Nor were they culturally deficient: when the Spanish sent in a special cadre of theologians for the express purpose of cultural conversion, they were caught off-guard by the intelligence of the Aztec priests, who spoke not in terms of particular religious belief, but of their role as community leaders and administrative anchors, pleading not to force Christianity on the population because it would be the death knell of social cohesion. English colonists frequently defected to native tribes, which they found were both more democratic and more just than the rigid class system of the homeland, to say nothing of the dictatorial rule of several of their erstwhile settlements. Contrary to popular stereotype, the native North Americans didn't live in some hippie-perfect natural balance, but employed a sophisticated form of forestry so alien to European farming that colonists mistook sprawling open-plot gardens for wilderness, and carefully-managed game as free-roaming herds.
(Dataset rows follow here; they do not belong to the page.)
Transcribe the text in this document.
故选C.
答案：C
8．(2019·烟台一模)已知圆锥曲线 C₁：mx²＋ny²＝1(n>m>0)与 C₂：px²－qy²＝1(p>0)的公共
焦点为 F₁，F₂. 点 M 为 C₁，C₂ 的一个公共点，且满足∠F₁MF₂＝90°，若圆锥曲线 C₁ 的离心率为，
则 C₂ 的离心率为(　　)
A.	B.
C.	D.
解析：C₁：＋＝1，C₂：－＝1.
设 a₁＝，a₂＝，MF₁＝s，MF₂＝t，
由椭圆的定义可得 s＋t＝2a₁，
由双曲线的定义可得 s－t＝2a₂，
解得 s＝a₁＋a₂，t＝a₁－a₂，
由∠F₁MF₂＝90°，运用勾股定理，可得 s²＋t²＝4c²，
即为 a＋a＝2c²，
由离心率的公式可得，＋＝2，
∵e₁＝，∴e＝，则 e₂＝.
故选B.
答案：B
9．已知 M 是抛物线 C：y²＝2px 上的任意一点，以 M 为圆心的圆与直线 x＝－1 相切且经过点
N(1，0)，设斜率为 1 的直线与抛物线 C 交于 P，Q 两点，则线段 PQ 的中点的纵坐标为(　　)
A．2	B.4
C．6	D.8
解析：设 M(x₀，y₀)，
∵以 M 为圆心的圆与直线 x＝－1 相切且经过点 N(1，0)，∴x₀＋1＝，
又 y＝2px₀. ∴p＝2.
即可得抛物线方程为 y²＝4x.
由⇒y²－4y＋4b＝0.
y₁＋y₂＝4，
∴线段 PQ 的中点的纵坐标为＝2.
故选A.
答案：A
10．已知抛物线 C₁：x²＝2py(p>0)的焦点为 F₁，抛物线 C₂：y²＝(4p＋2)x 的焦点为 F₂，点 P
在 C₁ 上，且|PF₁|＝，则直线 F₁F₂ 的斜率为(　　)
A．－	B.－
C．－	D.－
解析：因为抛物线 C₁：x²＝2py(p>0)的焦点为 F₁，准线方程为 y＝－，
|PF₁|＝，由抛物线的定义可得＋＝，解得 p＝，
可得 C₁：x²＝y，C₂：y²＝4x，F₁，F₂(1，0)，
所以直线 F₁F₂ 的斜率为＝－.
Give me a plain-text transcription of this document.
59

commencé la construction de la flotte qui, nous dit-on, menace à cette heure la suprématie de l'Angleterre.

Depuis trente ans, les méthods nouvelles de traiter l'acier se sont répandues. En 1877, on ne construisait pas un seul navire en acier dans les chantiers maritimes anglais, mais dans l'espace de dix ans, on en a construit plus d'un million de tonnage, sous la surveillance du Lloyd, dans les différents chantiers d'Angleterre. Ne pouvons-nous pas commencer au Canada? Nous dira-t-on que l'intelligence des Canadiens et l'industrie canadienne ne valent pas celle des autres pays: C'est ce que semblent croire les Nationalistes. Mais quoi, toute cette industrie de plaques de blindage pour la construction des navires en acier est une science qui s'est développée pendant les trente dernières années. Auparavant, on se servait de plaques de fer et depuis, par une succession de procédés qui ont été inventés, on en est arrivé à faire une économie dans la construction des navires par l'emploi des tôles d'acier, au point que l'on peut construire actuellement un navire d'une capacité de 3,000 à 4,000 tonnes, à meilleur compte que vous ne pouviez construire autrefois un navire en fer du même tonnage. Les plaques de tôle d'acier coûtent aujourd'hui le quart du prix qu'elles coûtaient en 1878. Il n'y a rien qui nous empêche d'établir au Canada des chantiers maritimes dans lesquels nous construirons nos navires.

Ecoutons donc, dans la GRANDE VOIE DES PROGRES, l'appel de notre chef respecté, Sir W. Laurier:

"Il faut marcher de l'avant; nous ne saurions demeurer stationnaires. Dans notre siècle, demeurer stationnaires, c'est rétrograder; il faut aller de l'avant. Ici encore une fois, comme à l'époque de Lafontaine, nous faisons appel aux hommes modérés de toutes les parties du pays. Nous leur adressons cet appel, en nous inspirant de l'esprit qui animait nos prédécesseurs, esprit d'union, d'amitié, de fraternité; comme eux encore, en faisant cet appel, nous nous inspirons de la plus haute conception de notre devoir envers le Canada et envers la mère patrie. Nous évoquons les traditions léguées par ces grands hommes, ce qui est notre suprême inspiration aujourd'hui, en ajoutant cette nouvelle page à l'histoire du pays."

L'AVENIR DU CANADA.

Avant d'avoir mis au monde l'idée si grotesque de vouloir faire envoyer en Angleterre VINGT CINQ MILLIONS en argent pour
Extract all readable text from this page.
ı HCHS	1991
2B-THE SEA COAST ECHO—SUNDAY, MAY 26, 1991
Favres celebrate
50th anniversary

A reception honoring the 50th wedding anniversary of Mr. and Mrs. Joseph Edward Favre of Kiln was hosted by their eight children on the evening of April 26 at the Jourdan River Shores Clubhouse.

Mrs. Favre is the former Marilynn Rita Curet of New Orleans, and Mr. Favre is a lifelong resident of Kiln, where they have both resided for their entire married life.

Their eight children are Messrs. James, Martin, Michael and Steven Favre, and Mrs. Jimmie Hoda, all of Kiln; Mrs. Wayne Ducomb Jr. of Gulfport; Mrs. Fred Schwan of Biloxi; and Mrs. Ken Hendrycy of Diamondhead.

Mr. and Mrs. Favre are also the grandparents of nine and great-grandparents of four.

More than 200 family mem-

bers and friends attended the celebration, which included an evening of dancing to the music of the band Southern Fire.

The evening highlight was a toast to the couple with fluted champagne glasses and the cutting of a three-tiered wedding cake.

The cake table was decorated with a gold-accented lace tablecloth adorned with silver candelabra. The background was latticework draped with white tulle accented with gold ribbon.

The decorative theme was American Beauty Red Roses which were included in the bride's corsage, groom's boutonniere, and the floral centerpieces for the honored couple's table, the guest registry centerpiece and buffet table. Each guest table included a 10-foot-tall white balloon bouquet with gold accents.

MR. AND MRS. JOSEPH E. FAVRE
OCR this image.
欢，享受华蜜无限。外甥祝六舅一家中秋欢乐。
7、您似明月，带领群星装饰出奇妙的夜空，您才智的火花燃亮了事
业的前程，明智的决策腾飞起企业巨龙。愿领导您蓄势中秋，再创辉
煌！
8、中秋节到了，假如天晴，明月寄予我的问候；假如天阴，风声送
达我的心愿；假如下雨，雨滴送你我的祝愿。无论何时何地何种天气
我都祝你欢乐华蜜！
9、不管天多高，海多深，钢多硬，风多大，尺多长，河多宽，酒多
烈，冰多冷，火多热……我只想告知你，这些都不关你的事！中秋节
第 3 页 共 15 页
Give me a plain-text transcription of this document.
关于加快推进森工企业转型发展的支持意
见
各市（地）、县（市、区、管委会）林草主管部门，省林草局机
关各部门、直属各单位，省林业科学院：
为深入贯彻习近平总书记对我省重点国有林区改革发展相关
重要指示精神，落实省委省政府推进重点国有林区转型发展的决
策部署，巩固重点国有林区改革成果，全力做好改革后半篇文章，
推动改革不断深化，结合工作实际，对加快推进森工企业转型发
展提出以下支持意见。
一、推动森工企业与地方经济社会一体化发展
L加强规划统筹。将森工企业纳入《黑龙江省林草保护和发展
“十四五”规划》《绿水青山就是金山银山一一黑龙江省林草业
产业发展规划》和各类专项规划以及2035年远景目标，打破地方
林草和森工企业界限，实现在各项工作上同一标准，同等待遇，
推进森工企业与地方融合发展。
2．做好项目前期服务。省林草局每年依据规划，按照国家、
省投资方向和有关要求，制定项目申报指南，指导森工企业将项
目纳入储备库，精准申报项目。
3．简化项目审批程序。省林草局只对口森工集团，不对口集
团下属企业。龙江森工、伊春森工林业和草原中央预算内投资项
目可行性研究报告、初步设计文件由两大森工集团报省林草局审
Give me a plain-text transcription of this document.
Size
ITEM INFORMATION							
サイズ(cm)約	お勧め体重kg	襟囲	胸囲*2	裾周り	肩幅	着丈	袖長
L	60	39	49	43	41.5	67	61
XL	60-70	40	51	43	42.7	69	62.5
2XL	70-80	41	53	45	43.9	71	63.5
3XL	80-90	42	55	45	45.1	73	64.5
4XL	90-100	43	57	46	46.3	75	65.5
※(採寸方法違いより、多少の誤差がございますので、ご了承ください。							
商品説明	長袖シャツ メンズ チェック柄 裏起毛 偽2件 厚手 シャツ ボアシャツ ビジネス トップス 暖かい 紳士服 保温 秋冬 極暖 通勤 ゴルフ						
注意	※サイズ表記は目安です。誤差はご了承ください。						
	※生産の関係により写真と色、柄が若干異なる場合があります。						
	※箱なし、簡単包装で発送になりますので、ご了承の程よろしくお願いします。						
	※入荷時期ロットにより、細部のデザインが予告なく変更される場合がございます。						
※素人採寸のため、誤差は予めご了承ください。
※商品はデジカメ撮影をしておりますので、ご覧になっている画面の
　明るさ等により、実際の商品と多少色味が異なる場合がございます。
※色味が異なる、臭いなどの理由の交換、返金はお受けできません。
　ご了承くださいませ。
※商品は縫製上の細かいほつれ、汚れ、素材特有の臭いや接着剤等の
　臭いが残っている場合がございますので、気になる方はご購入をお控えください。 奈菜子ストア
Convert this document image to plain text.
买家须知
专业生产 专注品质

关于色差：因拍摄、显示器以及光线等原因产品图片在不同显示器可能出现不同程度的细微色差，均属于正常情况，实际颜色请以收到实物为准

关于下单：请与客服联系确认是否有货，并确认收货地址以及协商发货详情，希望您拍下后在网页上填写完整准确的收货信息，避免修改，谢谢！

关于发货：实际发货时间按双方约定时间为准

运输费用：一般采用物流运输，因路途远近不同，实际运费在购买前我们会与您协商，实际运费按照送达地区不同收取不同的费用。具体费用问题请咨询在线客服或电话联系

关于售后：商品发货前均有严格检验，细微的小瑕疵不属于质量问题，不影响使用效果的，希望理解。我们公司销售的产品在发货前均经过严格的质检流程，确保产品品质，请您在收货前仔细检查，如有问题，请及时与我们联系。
So the natives weren't limited to agricultural subsistence, either.
How, then, did Pizarro overthrow one of the most powerful empires on the South American continent with less than two hundred troops? What Diamond gets right is the catastrophic effect of European-imported diseases to a landmass never exposed to them. Prior to Columbus, there are estimates that over forty million people inhabited the Americas, and that at least two of the world's major metropolitan centres were American. The speed and scope of the initial malaria pandemic was so devastating that many communities died out long before Europeans first entered the region. And then the pandemic became endemic, suppressing population rebound for years afterward. Smallpox in Central America killed Huayna Capac and triggered the Inca Civil War and a general existential crisis within the empire—in short, Pizarro entered Peru at the perfect time to exploit the chaos.
The reason I'm talking about the Americas so much is that 'European' power only kicks off in earnest once the colonial economy takes root, setting off a whole new set of dominoes detailed in Mann's sequel work on the Columbian Exchange, 1493. It's the monopoly on those New World resources that enable the colonial powers to take on the rest of the world, and it was the devastation of the native populations through disease that allowed those early colonies to survive; recall that in the early years the English and French felt their position precarious enough that they drafted diplomatic treaties with individual tribes. While it's certainly not as simple as the following summation appears, as I see it: no New World colonies, no Euro-breakout; no Native depopulation, no New World colonies; no pandemic, no Native depopulation.